Her jaw drops and she stares at me, her dark eyes brimming with glee. “Oh, that’s a good one!”
“It’s not funny!”
“Are you kidding? It’s hysterical!” She holds her belly and rolls on the grass. She laughs so hard, she almost makes me see the humor. Almost. “Who are you supposed to go with? All the decent guys are taken already!”
I drop my head. There’s no avoiding it. She’s going to find out sooner or later. “Adam.”
Complete silence. “Oh. My. God.”
“Yep.”
“How the hell did she rope him into that, do you think?”
“He didn’t have to be roped!”
“Oh, trust me. He was roped.”
“What’s so awful about going to the prom with me?”
“Well, for one thing, he has no chance of scoring with you.

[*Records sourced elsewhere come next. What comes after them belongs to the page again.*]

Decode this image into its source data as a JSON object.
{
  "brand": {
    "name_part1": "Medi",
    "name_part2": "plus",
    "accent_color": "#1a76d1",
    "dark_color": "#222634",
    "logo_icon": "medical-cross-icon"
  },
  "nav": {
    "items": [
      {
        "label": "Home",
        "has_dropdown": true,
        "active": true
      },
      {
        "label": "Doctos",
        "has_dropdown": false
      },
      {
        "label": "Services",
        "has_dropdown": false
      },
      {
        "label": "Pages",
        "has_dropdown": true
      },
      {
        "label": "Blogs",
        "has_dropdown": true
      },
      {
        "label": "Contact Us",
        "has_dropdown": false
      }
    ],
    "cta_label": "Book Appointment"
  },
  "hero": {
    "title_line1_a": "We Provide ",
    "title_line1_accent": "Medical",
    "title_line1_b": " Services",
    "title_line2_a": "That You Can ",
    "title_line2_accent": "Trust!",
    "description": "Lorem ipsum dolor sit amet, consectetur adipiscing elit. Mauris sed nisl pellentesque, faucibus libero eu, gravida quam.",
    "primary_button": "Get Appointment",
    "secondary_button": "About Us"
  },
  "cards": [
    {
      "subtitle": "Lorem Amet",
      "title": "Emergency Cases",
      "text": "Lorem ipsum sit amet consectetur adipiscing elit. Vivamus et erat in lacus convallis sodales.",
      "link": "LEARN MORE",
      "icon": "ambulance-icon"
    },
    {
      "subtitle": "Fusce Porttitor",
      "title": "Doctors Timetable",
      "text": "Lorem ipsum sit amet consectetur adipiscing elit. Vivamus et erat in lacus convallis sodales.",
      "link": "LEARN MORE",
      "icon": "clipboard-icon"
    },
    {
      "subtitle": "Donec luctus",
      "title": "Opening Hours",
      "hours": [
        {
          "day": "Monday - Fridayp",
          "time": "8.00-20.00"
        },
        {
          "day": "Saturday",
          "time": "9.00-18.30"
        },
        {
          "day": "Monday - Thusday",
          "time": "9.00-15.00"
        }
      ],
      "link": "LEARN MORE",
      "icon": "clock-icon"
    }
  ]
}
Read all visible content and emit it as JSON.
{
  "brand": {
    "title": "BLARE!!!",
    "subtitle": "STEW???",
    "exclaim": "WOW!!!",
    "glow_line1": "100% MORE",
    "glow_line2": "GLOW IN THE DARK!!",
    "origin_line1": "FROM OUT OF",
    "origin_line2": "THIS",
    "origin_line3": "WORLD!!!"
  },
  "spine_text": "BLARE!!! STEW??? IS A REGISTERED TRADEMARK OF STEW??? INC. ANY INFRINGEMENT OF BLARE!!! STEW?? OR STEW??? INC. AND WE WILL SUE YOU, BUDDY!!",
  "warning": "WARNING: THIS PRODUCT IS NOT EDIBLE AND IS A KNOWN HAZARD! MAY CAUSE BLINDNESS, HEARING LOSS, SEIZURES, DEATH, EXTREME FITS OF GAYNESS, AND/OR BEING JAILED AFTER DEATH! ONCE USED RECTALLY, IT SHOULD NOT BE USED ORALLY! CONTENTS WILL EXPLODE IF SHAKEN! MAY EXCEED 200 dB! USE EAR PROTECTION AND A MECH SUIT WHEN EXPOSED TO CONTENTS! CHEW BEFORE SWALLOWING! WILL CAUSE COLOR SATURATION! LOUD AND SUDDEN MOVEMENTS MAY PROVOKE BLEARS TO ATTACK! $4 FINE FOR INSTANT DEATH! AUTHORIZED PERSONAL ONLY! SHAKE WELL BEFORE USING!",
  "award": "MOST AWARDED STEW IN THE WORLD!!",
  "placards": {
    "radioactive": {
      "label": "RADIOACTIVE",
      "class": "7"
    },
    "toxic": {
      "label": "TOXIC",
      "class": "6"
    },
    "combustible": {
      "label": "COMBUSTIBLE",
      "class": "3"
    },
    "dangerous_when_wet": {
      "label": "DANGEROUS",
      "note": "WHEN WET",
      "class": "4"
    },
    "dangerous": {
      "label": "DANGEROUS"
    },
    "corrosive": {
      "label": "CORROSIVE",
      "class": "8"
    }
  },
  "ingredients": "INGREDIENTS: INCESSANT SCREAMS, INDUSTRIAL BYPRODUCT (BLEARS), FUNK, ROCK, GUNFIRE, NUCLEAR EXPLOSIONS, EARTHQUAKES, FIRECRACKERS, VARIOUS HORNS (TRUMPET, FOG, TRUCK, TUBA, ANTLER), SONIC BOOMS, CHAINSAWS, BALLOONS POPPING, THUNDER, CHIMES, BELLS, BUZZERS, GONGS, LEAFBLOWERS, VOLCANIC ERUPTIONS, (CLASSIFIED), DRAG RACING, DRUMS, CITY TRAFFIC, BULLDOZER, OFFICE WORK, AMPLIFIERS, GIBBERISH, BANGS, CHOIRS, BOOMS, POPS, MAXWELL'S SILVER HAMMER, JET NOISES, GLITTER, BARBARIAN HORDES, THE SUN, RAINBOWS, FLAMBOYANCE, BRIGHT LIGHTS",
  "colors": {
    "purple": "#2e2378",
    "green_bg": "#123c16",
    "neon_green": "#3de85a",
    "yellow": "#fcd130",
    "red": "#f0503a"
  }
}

Whatsoever.”
“Just because I’m not a slut like you doesn’t make me totally closed off.”
“Then why don’t you ever go out on dates?”
“Because no one asks me.”
“Because you give out ice queen signals.”
“I can’t help it if I’m naturally reserved.”
“You’re naturally frigid.”
“Let’s just pay our respects and get out of here.” I pick at the weeds growing around the ivory-colored stone and brush away the dirt collecting in the carved letters.
Marie Lillian Vogel
1965–2007
Beloved Wife and Mother
Higher still and higher
From the earth thou springest,
Like a cloud of fire
The blue deep thou wingest,
And singing still dost soar, and soaring ever singest.
The poem is by Percy Shelley. My dad chose it for her because they met in graduate school in a class on English Romantic poetry, and because Mom loved birds so much. The poem is sort of about a bird, but it could also be about a woman. I guess it’s a good choice for her tombstone, though Xander doesn’t think so. She wanted to have them engrave lyrics from Mom’s favorite Rolling Stones song. When Xander suggested it, Dad said, “Nothing Mick Jagger says is going on your mother’s tombstone!”
“‘Ruby Tuesday’ was Mom’s favorite song!”
“The lyrics don’t even make sense!”
“The Stones never make sense! That’s not the point!”
I didn’t want to fight about it, but the epitaph I wanted wasn’t by a poet or a rock band. It was something Mom whispered to us herself on her last day alive: “Every moment with you has been wonderful.”
That’s the kind of thing that should be carved in stone.